Posttest scores are the results gathered after a certain intervention or teaching method has been applied. For the examples given, we measured 15 posttest scores. These ranged from 5 to 20, indicating performance after the intervention. To summarize the effectiveness of the intervention, we can compare the posttest scores to the pretest scores. This comparison helps determine if there has been an improvement. Calculations of the median (12) and mean (approximately 12.93) in the posttest scores offer insights into the overall improvement and distribution of scores.
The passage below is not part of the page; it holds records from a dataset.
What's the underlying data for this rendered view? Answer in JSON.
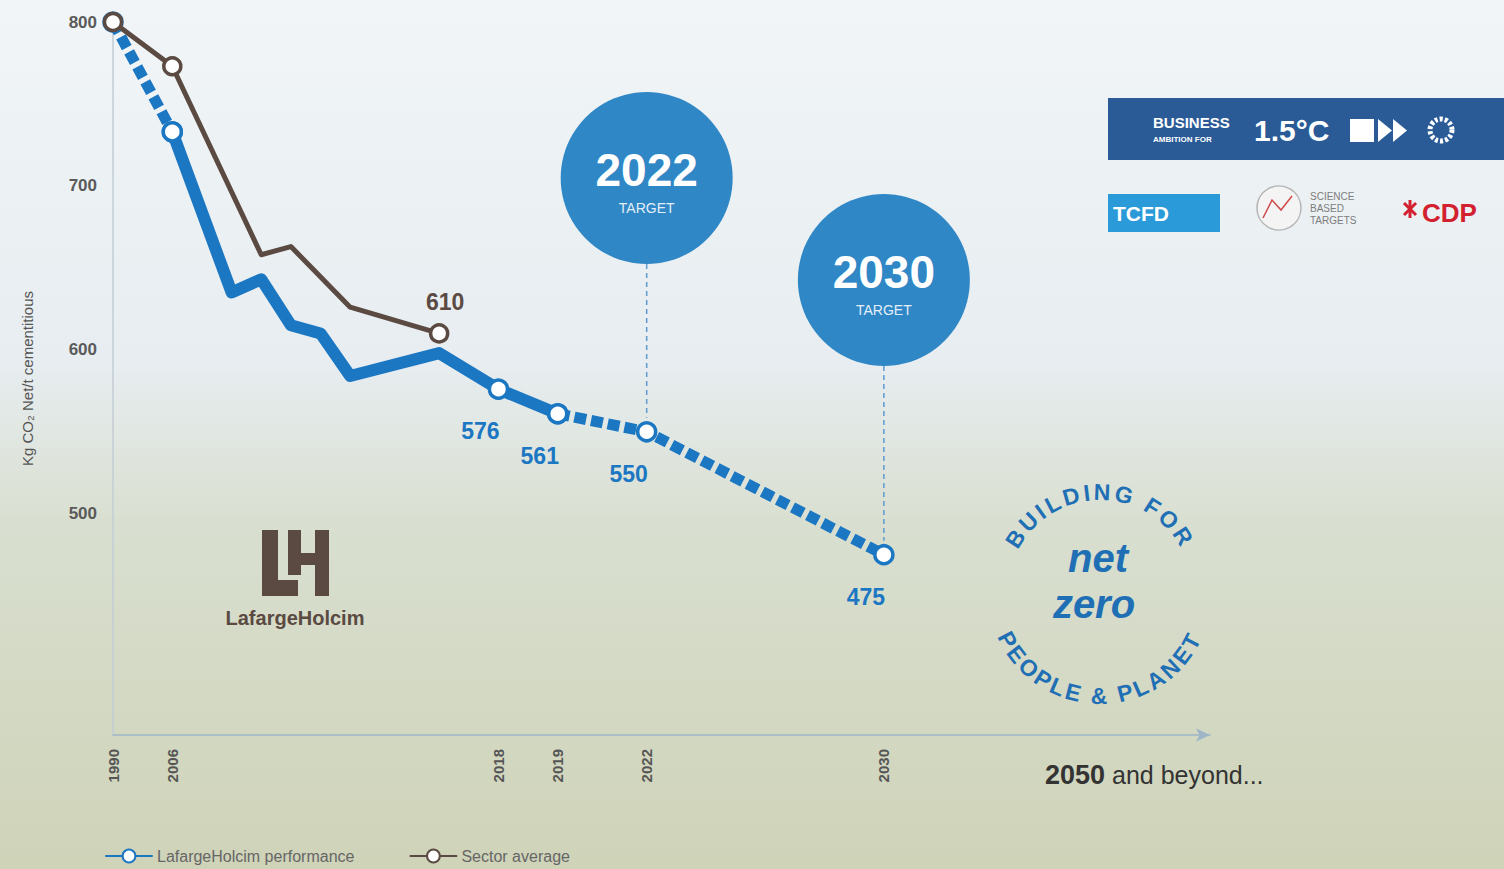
{
  "chart_data": {
    "type": "line",
    "y_label": "Kg CO₂ Net/t cementitious",
    "categories": [
      "1990",
      null,
      "2006",
      null,
      null,
      null,
      null,
      null,
      null,
      null,
      null,
      null,
      null,
      "2018",
      null,
      "2019",
      null,
      null,
      "2022",
      null,
      null,
      null,
      null,
      null,
      null,
      null,
      "2030",
      null,
      null,
      null,
      null,
      null,
      null,
      null,
      null,
      null,
      null,
      null
    ],
    "ylim": [
      365,
      800
    ],
    "yticks": [
      500,
      600,
      700,
      800
    ],
    "grid": false,
    "legend": "bottom left",
    "series": [
      {
        "name": "LafargeHolcim performance",
        "color": "#1c77c3",
        "line_style": "solid",
        "marker": "circle",
        "values": [
          null,
          null,
          733,
          null,
          635,
          643,
          615,
          610,
          584,
          null,
          null,
          598,
          null,
          576,
          null,
          561,
          null,
          null,
          null,
          null,
          null,
          null,
          null,
          null,
          null,
          null,
          null,
          null,
          null,
          null,
          null,
          null,
          null,
          null,
          null,
          null,
          null,
          null
        ],
        "value_labels": [
          null,
          null,
          null,
          null,
          null,
          null,
          null,
          null,
          null,
          null,
          null,
          null,
          null,
          "576",
          null,
          "561",
          null,
          null,
          null,
          null,
          null,
          null,
          null,
          null,
          null,
          null,
          null,
          null,
          null,
          null,
          null,
          null,
          null,
          null,
          null,
          null,
          null,
          null
        ]
      },
      {
        "name": "LafargeHolcim performance",
        "color": "#1c77c3",
        "line_style": "dashed",
        "marker": "circle",
        "values": [
          800,
          null,
          733,
          null,
          null,
          null,
          null,
          null,
          null,
          null,
          null,
          null,
          null,
          null,
          null,
          null,
          null,
          null,
          null,
          null,
          null,
          null,
          null,
          null,
          null,
          null,
          null,
          null,
          null,
          null,
          null,
          null,
          null,
          null,
          null,
          null,
          null,
          null
        ]
      },
      {
        "name": "LafargeHolcim performance",
        "color": "#1c77c3",
        "line_style": "dashed",
        "marker": "circle",
        "values": [
          null,
          null,
          null,
          null,
          null,
          null,
          null,
          null,
          null,
          null,
          null,
          null,
          null,
          null,
          null,
          561,
          null,
          null,
          550,
          null,
          null,
          null,
          null,
          null,
          null,
          null,
          475,
          null,
          null,
          null,
          null,
          null,
          null,
          null,
          null,
          null,
          null,
          null
        ],
        "value_labels": [
          null,
          null,
          null,
          null,
          null,
          null,
          null,
          null,
          null,
          null,
          null,
          null,
          null,
          null,
          null,
          null,
          null,
          null,
          "550",
          null,
          null,
          null,
          null,
          null,
          null,
          null,
          "475",
          null,
          null,
          null,
          null,
          null,
          null,
          null,
          null,
          null,
          null,
          null
        ]
      },
      {
        "name": "Sector average",
        "color": "#5b4a42",
        "line_style": "solid",
        "marker": "circle",
        "values": [
          800,
          null,
          773,
          null,
          null,
          658,
          663,
          null,
          626,
          null,
          null,
          610,
          null,
          null,
          null,
          null,
          null,
          null,
          null,
          null,
          null,
          null,
          null,
          null,
          null,
          null,
          null,
          null,
          null,
          null,
          null,
          null,
          null,
          null,
          null,
          null,
          null,
          null
        ],
        "value_labels": [
          null,
          null,
          null,
          null,
          null,
          null,
          null,
          null,
          null,
          null,
          null,
          "610",
          null,
          null,
          null,
          null,
          null,
          null,
          null,
          null,
          null,
          null,
          null,
          null,
          null,
          null,
          null,
          null,
          null,
          null,
          null,
          null,
          null,
          null,
          null,
          null,
          null,
          null
        ]
      }
    ],
    "annotations": [
      {
        "text": "2022",
        "subtext": "TARGET",
        "x": "2022"
      },
      {
        "text": "2030",
        "subtext": "TARGET",
        "x": "2030"
      }
    ],
    "axis_end_label": "2050 and beyond...",
    "company": "LafargeHolcim",
    "badges": {
      "business": [
        "BUSINESS",
        "AMBITION FOR",
        "1.5°C"
      ],
      "tcfd": "TCFD",
      "sbt": "SCIENCE BASED TARGETS",
      "cdp": "CDP"
    },
    "emblem": {
      "ring_top": "BUILDING FOR",
      "ring_bottom": "PEOPLE & PLANET",
      "center": "net zero"
    }
  }
}
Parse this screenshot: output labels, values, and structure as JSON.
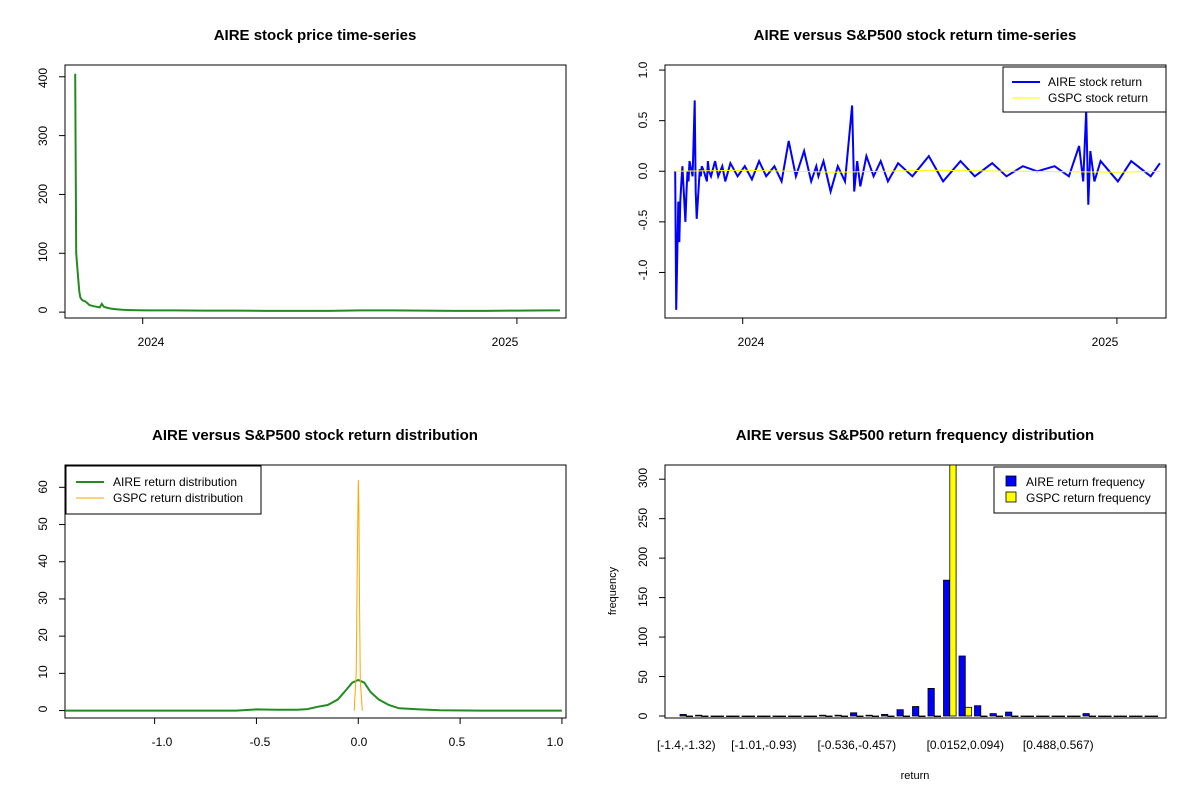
{
  "colors": {
    "price": "#228B22",
    "aire_return": "#0000FF",
    "gspc_return": "#FFFF00",
    "aire_density": "#228B22",
    "gspc_density": "#FFA500",
    "aire_hist": "#0000FF",
    "gspc_hist": "#FFFF00"
  },
  "chart_data": [
    {
      "type": "line",
      "title": "AIRE stock price time-series",
      "xlabel": "",
      "ylabel": "",
      "x_ticks": [
        "2024",
        "2025"
      ],
      "y_ticks": [
        "0",
        "100",
        "200",
        "300",
        "400"
      ],
      "xlim": [
        "2023-10-17",
        "2025-02-18"
      ],
      "ylim": [
        -10,
        420
      ],
      "series": [
        {
          "x": [
            "2023-10-27",
            "2023-10-28",
            "2023-10-30",
            "2023-10-31",
            "2023-11-01",
            "2023-11-02",
            "2023-11-03",
            "2023-11-06",
            "2023-11-08",
            "2023-11-10",
            "2023-11-14",
            "2023-11-17",
            "2023-11-20",
            "2023-11-22",
            "2023-11-24",
            "2023-11-28",
            "2023-12-01",
            "2023-12-06",
            "2023-12-12",
            "2023-12-20",
            "2024-01-05",
            "2024-02-01",
            "2024-03-01",
            "2024-04-01",
            "2024-05-01",
            "2024-06-01",
            "2024-07-01",
            "2024-08-01",
            "2024-09-01",
            "2024-10-01",
            "2024-11-01",
            "2024-12-01",
            "2025-01-01",
            "2025-02-01",
            "2025-02-12"
          ],
          "values": [
            405,
            100,
            55,
            35,
            25,
            22,
            20,
            18,
            15,
            12,
            10,
            9,
            8,
            14,
            9,
            7,
            6,
            5,
            4,
            3.5,
            3,
            3,
            2.5,
            2.5,
            2,
            2,
            2,
            3,
            3,
            2.5,
            2,
            2,
            2.5,
            3,
            3
          ]
        }
      ]
    },
    {
      "type": "line",
      "title": "AIRE versus S&P500 stock return time-series",
      "xlabel": "",
      "ylabel": "",
      "x_ticks": [
        "2024",
        "2025"
      ],
      "y_ticks": [
        "-1.0",
        "-0.5",
        "0.0",
        "0.5",
        "1.0"
      ],
      "xlim": [
        "2023-10-17",
        "2025-02-18"
      ],
      "ylim": [
        -1.45,
        1.05
      ],
      "legend_position": "top-right",
      "series": [
        {
          "name": "AIRE stock return",
          "x": [
            "2023-10-27",
            "2023-10-28",
            "2023-10-30",
            "2023-10-31",
            "2023-11-01",
            "2023-11-02",
            "2023-11-03",
            "2023-11-06",
            "2023-11-07",
            "2023-11-08",
            "2023-11-09",
            "2023-11-10",
            "2023-11-13",
            "2023-11-14",
            "2023-11-15",
            "2023-11-16",
            "2023-11-17",
            "2023-11-20",
            "2023-11-21",
            "2023-11-22",
            "2023-11-24",
            "2023-11-27",
            "2023-11-28",
            "2023-11-29",
            "2023-12-01",
            "2023-12-05",
            "2023-12-08",
            "2023-12-12",
            "2023-12-15",
            "2023-12-20",
            "2023-12-27",
            "2024-01-03",
            "2024-01-10",
            "2024-01-17",
            "2024-01-24",
            "2024-02-01",
            "2024-02-08",
            "2024-02-15",
            "2024-02-22",
            "2024-03-01",
            "2024-03-08",
            "2024-03-13",
            "2024-03-15",
            "2024-03-20",
            "2024-03-27",
            "2024-04-03",
            "2024-04-10",
            "2024-04-17",
            "2024-04-19",
            "2024-04-22",
            "2024-04-25",
            "2024-05-01",
            "2024-05-08",
            "2024-05-15",
            "2024-05-22",
            "2024-06-01",
            "2024-06-15",
            "2024-07-01",
            "2024-07-15",
            "2024-08-01",
            "2024-08-15",
            "2024-09-01",
            "2024-09-15",
            "2024-10-01",
            "2024-10-15",
            "2024-11-01",
            "2024-11-15",
            "2024-11-25",
            "2024-11-29",
            "2024-12-02",
            "2024-12-04",
            "2024-12-06",
            "2024-12-10",
            "2024-12-16",
            "2025-01-02",
            "2025-01-15",
            "2025-02-03",
            "2025-02-12"
          ],
          "values": [
            0.0,
            -1.37,
            -0.3,
            -0.7,
            -0.3,
            -0.1,
            0.05,
            -0.5,
            -0.2,
            0.0,
            -0.1,
            0.1,
            -0.05,
            0.3,
            0.7,
            -0.2,
            -0.47,
            0.02,
            -0.05,
            0.05,
            0.0,
            -0.1,
            0.1,
            0.0,
            -0.05,
            0.1,
            -0.05,
            0.05,
            -0.1,
            0.08,
            -0.05,
            0.05,
            -0.08,
            0.1,
            -0.05,
            0.05,
            -0.1,
            0.3,
            -0.05,
            0.2,
            -0.1,
            0.05,
            -0.05,
            0.1,
            -0.2,
            0.05,
            -0.1,
            0.65,
            -0.2,
            0.1,
            -0.15,
            0.15,
            -0.05,
            0.1,
            -0.1,
            0.08,
            -0.05,
            0.15,
            -0.1,
            0.1,
            -0.05,
            0.08,
            -0.05,
            0.05,
            0.0,
            0.05,
            -0.05,
            0.25,
            -0.1,
            0.6,
            -0.33,
            0.2,
            -0.1,
            0.1,
            -0.1,
            0.1,
            -0.05,
            0.08
          ]
        },
        {
          "name": "GSPC stock return",
          "x": [
            "2023-10-27",
            "2024-01-01",
            "2024-04-01",
            "2024-07-01",
            "2024-10-01",
            "2025-01-01",
            "2025-02-12"
          ],
          "values": [
            0.0,
            0.01,
            -0.01,
            0.01,
            0.0,
            -0.01,
            0.0
          ]
        }
      ]
    },
    {
      "type": "line",
      "title": "AIRE versus S&P500 stock return distribution",
      "xlabel": "",
      "ylabel": "",
      "x_ticks": [
        "-1.0",
        "-0.5",
        "0.0",
        "0.5",
        "1.0"
      ],
      "y_ticks": [
        "0",
        "10",
        "20",
        "30",
        "40",
        "50",
        "60"
      ],
      "xlim": [
        -1.44,
        1.02
      ],
      "ylim": [
        -2,
        66
      ],
      "legend_position": "top-left",
      "series": [
        {
          "name": "AIRE return distribution",
          "x": [
            -1.44,
            -0.6,
            -0.5,
            -0.4,
            -0.3,
            -0.25,
            -0.2,
            -0.15,
            -0.1,
            -0.06,
            -0.03,
            0.0,
            0.03,
            0.06,
            0.1,
            0.15,
            0.2,
            0.3,
            0.4,
            0.6,
            1.0
          ],
          "values": [
            0.0,
            0.0,
            0.3,
            0.2,
            0.2,
            0.4,
            1.0,
            1.5,
            3.0,
            5.5,
            7.5,
            8.2,
            7.5,
            5.0,
            3.0,
            1.5,
            0.6,
            0.3,
            0.1,
            0.0,
            0.0
          ]
        },
        {
          "name": "GSPC return distribution",
          "x": [
            -0.02,
            -0.01,
            -0.005,
            0.0,
            0.003,
            0.006,
            0.01,
            0.02
          ],
          "values": [
            0.0,
            10.0,
            40.0,
            62.0,
            54.0,
            30.0,
            8.0,
            0.0
          ]
        }
      ]
    },
    {
      "type": "bar",
      "title": "AIRE versus S&P500 return frequency distribution",
      "xlabel": "return",
      "ylabel": "frequency",
      "y_ticks": [
        "0",
        "50",
        "100",
        "150",
        "200",
        "250",
        "300"
      ],
      "ylim": [
        0,
        318
      ],
      "legend_position": "top-right",
      "x_tick_labels": [
        "[-1.4,-1.32)",
        "[-1.01,-0.93)",
        "[-0.536,-0.457)",
        "[0.0152,0.094)",
        "[0.488,0.567)"
      ],
      "x_tick_bins": [
        0,
        5,
        11,
        18,
        24
      ],
      "bin_count": 31,
      "series": [
        {
          "name": "AIRE return frequency",
          "values": [
            2,
            1,
            0,
            0,
            0,
            0,
            0,
            0,
            0,
            1,
            1,
            4,
            1,
            2,
            8,
            12,
            35,
            172,
            76,
            13,
            3,
            5,
            0,
            0,
            0,
            0,
            3,
            0,
            0,
            0,
            0
          ]
        },
        {
          "name": "GSPC return frequency",
          "values": [
            0,
            0,
            0,
            0,
            0,
            0,
            0,
            0,
            0,
            0,
            0,
            0,
            0,
            0,
            0,
            0,
            0,
            318,
            11,
            0,
            0,
            0,
            0,
            0,
            0,
            0,
            0,
            0,
            0,
            0,
            0
          ]
        }
      ]
    }
  ]
}
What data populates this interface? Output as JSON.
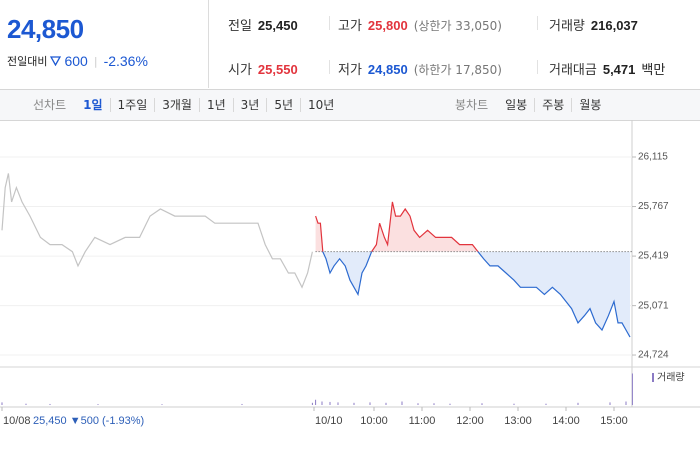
{
  "header": {
    "price": "24,850",
    "change_label": "전일대비",
    "change": "600",
    "change_pct": "-2.36%",
    "stats": [
      {
        "label": "전일",
        "value": "25,450"
      },
      {
        "label": "고가",
        "value": "25,800",
        "note": "(상한가 33,050)"
      },
      {
        "label": "거래량",
        "value": "216,037"
      },
      {
        "label": "시가",
        "value": "25,550"
      },
      {
        "label": "저가",
        "value": "24,850",
        "note": "(하한가 17,850)"
      },
      {
        "label": "거래대금",
        "value": "5,471",
        "unit": "백만"
      }
    ]
  },
  "tabs": {
    "line_label": "선차트",
    "line_items": [
      "1일",
      "1주일",
      "3개월",
      "1년",
      "3년",
      "5년",
      "10년"
    ],
    "candle_label": "봉차트",
    "candle_items": [
      "일봉",
      "주봉",
      "월봉"
    ]
  },
  "chart_data": {
    "type": "line",
    "baseline": 25450,
    "xlim": [
      0,
      800
    ],
    "ylim": [
      24654,
      26375
    ],
    "yticks": [
      {
        "value": 26115,
        "label": "26,115"
      },
      {
        "value": 25767,
        "label": "25,767"
      },
      {
        "value": 25419,
        "label": "25,419"
      },
      {
        "value": 25071,
        "label": "25,071"
      },
      {
        "value": 24724,
        "label": "24,724"
      }
    ],
    "xticks": [
      {
        "value": 0,
        "label": "10/08"
      },
      {
        "value": 390,
        "label": "10/10"
      },
      {
        "value": 465,
        "label": "10:00"
      },
      {
        "value": 525,
        "label": "11:00"
      },
      {
        "value": 585,
        "label": "12:00"
      },
      {
        "value": 645,
        "label": "13:00"
      },
      {
        "value": 705,
        "label": "14:00"
      },
      {
        "value": 765,
        "label": "15:00"
      }
    ],
    "annotation": "25,450 ▼500 (-1.93%)",
    "series": [
      {
        "color": "#c4c4c4",
        "x": [
          0,
          4,
          8,
          12,
          18,
          25,
          35,
          48,
          60,
          75,
          88,
          95,
          104,
          116,
          135,
          154,
          172,
          185,
          198,
          216,
          235,
          254,
          266,
          285,
          304,
          320,
          329,
          338,
          348,
          358,
          366,
          375,
          382,
          388
        ],
        "values": [
          25600,
          25900,
          26000,
          25800,
          25900,
          25800,
          25700,
          25550,
          25500,
          25500,
          25450,
          25350,
          25450,
          25550,
          25500,
          25550,
          25550,
          25700,
          25750,
          25700,
          25700,
          25700,
          25650,
          25650,
          25650,
          25650,
          25500,
          25400,
          25400,
          25300,
          25300,
          25200,
          25300,
          25450
        ]
      },
      {
        "color": "#e2343d",
        "color_below": "#2d6bd0",
        "fill": "#fbe0e0",
        "fill_below": "#e2ebfa",
        "x": [
          392,
          395,
          398,
          401,
          405,
          410,
          415,
          422,
          429,
          435,
          440,
          445,
          450,
          455,
          462,
          468,
          472,
          478,
          482,
          488,
          492,
          498,
          504,
          510,
          515,
          522,
          532,
          542,
          552,
          562,
          572,
          580,
          588,
          595,
          602,
          610,
          620,
          630,
          640,
          648,
          658,
          668,
          678,
          688,
          698,
          705,
          712,
          720,
          728,
          735,
          742,
          750,
          758,
          765,
          770,
          775,
          780,
          785
        ],
        "values": [
          25700,
          25650,
          25650,
          25450,
          25400,
          25300,
          25350,
          25400,
          25350,
          25250,
          25200,
          25150,
          25300,
          25350,
          25450,
          25500,
          25650,
          25550,
          25500,
          25800,
          25700,
          25700,
          25750,
          25700,
          25600,
          25550,
          25600,
          25550,
          25550,
          25550,
          25500,
          25500,
          25500,
          25450,
          25400,
          25350,
          25350,
          25300,
          25250,
          25200,
          25200,
          25200,
          25150,
          25200,
          25150,
          25100,
          25050,
          24950,
          25000,
          25050,
          24950,
          24900,
          25000,
          25100,
          24950,
          24950,
          24900,
          24850
        ]
      }
    ],
    "volume": {
      "name": "거래량",
      "color": "#8b7bc4",
      "ylim": [
        0,
        40000
      ],
      "x": [
        0,
        30,
        60,
        120,
        200,
        300,
        388,
        392,
        400,
        410,
        420,
        440,
        460,
        480,
        500,
        520,
        540,
        560,
        600,
        640,
        680,
        720,
        760,
        780,
        788
      ],
      "values": [
        3000,
        1500,
        1200,
        1000,
        900,
        1200,
        2500,
        6000,
        4000,
        3500,
        3000,
        2500,
        3000,
        2500,
        4000,
        2000,
        2000,
        1500,
        2000,
        1500,
        1500,
        2500,
        3000,
        4000,
        36000
      ]
    }
  }
}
Statistical Interpretation

Statistical interpretation involves making sense of the calculated statistics to draw meaningful conclusions. For this exercise, comparing the pretest and posttest scores provides insight into student progress. The median for pretest scores was 10, and for posttest scores, it was 12, suggesting a general improvement. The mean increased from approximately 8.67 (pretest) to 12.93 (posttest), also indicating improvement. The slight difference between median and mean in posttest results suggests a minor skew towards higher scores. Overall, these statistics collectively show a positive outcome from the intervention, indicating an improvement in student performance.